Racism is a mental health crisis. It’s time we named it.
By Dr. Octavio N. Martinez, Jr., Executive Director Hogg Foundation for Mental Health
Octavio N. Martinez, Jr. is the executive director of the Hogg Foundation for Mental Health at The University of Texas at Austin. Established in 1940, the Hogg Foundation for Mental Health envisions a future in which the people of Texas thrive in communities that support mental health and well-being.
The COVID-19 pandemic and the economic recession have hit communities of color the hardest. The killings of George Floyd, Breonna Taylor, Ahmaud Arbery and numerous other BIPOC (Black, indigenous and people of color) Americans in 2020 has sparked a global outcry against racism and police brutality.
This long-standing history of violence against communities of color, including the high-profile killings of Black trans women, has led local and state leaders across the country to declare racism a public health crisis or emergency. Declarations like this are an important first step toward racial equity and justice. The Hogg Foundation for Mental Health declares that not only is racism a public health crisis, but it is also a mental health crisis, and it is about time we named it.
To make a declaration like this is to wield a power and a privilege that few possess. Those who are positioned to declare racism as a crisis — city councils, hospitals, school districts, medical journals, professional networks and universities — are positioned to do so because they have been historically complicit in perpetuating the racism crisis in the first place. It is our responsibility to use our voices to call out these wrongs and start correcting them as institutions, communities and individuals.
This declaration exposes nothing new or previously unknown. On the contrary, racism as a mental health issue has been well-documented, and the extent of its impact is far reaching. Racism is a mental health issue because racism causes trauma. Racial trauma accumulates throughout a person’s life, leading to activation of stress responses and hormonal adaptations, increasing the risk of non-communicable diseases and biological ageing. This trauma is also transmitted intergenerationally and affects the offspring of those initially affected through complex biopsychosocial pathways.
People of color in Texas are more likely to be uninsured than white Texans, which limits their access to mental health services. BIPOC are also less likely to seek out treatment and more likely to end treatment prematurely. This is largely a result of financial and healthcare restraints caused by systemic racial oppression, long-held stigmas against seeking help within the community and the inability of some healthcare providers to establish themselves as credible and reliable sources of support.
Current data indicates that suicide is among the leading causes of death for BIPOC youth. Additionally, given our knowledge of Adverse Childhood Experiences (ACEs), the impact of racism increases the risk of health and social problems across the lifespan. Young people of color with behavioral health issues are more readily referred to the juvenile justice system than to specialty primary care, compared with white youth. Encounters with the police for young persons of color can cause serious psychological harm and can even have spillover effects on the mental health of people not directly involved.

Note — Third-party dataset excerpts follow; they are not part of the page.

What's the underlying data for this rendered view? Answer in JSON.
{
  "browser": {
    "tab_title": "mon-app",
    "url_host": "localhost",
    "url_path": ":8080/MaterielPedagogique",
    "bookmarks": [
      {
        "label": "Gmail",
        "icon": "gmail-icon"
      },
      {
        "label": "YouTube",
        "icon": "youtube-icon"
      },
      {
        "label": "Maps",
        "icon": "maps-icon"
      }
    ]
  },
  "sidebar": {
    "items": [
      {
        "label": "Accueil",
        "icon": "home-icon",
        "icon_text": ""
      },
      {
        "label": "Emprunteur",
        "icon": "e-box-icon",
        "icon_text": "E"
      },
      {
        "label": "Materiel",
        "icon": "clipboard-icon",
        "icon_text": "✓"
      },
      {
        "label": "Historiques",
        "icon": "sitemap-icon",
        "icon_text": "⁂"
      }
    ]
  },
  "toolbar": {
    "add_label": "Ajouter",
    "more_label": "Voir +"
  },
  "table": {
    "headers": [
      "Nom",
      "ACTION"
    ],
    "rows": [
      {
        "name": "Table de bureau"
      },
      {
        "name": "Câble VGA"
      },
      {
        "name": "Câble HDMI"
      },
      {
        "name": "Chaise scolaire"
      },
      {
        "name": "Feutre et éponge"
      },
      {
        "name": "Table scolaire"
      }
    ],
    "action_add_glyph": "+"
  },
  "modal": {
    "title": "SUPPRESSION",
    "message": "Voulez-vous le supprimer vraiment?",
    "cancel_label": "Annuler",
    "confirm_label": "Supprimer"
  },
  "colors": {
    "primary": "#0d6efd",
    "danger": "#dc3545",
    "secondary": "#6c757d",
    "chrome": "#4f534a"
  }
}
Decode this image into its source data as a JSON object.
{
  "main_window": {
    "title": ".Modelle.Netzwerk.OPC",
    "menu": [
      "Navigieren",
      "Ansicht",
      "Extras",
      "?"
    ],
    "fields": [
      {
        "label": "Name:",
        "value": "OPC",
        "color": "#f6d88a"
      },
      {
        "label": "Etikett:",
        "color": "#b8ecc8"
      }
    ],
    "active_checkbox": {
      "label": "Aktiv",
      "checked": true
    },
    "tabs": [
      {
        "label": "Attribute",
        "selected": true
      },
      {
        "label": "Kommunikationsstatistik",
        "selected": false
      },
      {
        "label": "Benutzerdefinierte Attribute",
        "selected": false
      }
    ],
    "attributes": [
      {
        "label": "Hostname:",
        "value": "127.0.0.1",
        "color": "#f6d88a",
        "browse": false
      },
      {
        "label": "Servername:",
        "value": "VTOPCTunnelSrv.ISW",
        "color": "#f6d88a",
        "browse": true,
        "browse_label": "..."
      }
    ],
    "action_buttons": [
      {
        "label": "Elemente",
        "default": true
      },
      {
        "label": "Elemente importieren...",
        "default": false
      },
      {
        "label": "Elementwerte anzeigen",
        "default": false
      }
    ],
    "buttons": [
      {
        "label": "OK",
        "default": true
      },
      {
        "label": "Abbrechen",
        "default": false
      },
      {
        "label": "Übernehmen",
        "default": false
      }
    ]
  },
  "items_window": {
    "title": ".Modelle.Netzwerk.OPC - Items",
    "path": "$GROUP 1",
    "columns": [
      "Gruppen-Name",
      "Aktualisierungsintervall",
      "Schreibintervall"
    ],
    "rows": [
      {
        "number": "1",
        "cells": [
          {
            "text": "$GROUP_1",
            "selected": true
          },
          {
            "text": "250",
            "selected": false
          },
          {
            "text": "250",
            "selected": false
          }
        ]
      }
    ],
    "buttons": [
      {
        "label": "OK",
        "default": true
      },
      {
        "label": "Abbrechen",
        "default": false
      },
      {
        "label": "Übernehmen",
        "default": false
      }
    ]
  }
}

With so much evidence supporting the reality of this crisis, it is incredible that it has taken all of us until now to name it. Still, the power of explicitly naming a crisis, especially in public health literature, should not be understated. It lays a foundation for future researchers studying inequities, and it validates the threat racism poses to society by equating it with other threats to public health and mental health, like the opioid crisis, foodborne outbreaks and the COVID-19 pandemic.
As a mental health community, we must do more than name these threats in silos. We must act to dismantle the systems that perpetuate these crises and rebuild our systems of care in ways that seek to undo historic injustices and inequities.
Here are some key first steps:
- The establishment of an Office of Health Equity within the Texas Health and Human Services Commission would be an initial step towards addressing mental health and racial disparities in Texas.
- The Hogg Foundation will use this declaration of racism to guide our mental health policy priorities going forward, which will identify ways to undo the institutional racism embedded into existing policy structures. We encourage those who co-sign this letter to follow suit.
- By more effectively addressing mental health in schools, we can close off the “school-to-prison pipeline” that is a significant driver of racial disparities.
- We should be looking to incorporate mental health supports in all of the places where BIPOC live, learn, work, play and pray. These include coffee shops, barbershops, gyms, parks, schools, places of worship and workplaces.
- Behavioral health professionals should take it upon themselves to learn about historical and cultural trauma and the impact legacies of oppression have on the present-day mental health of BIPOC.
“Someday, the pandemic and the recession will be over. When will we be able to declare the same about the racism crisis, and its threat to mental health?”
It is our responsibility to envision this future and work towards it — a future in which all people can thrive in communities that support mental health and well-being.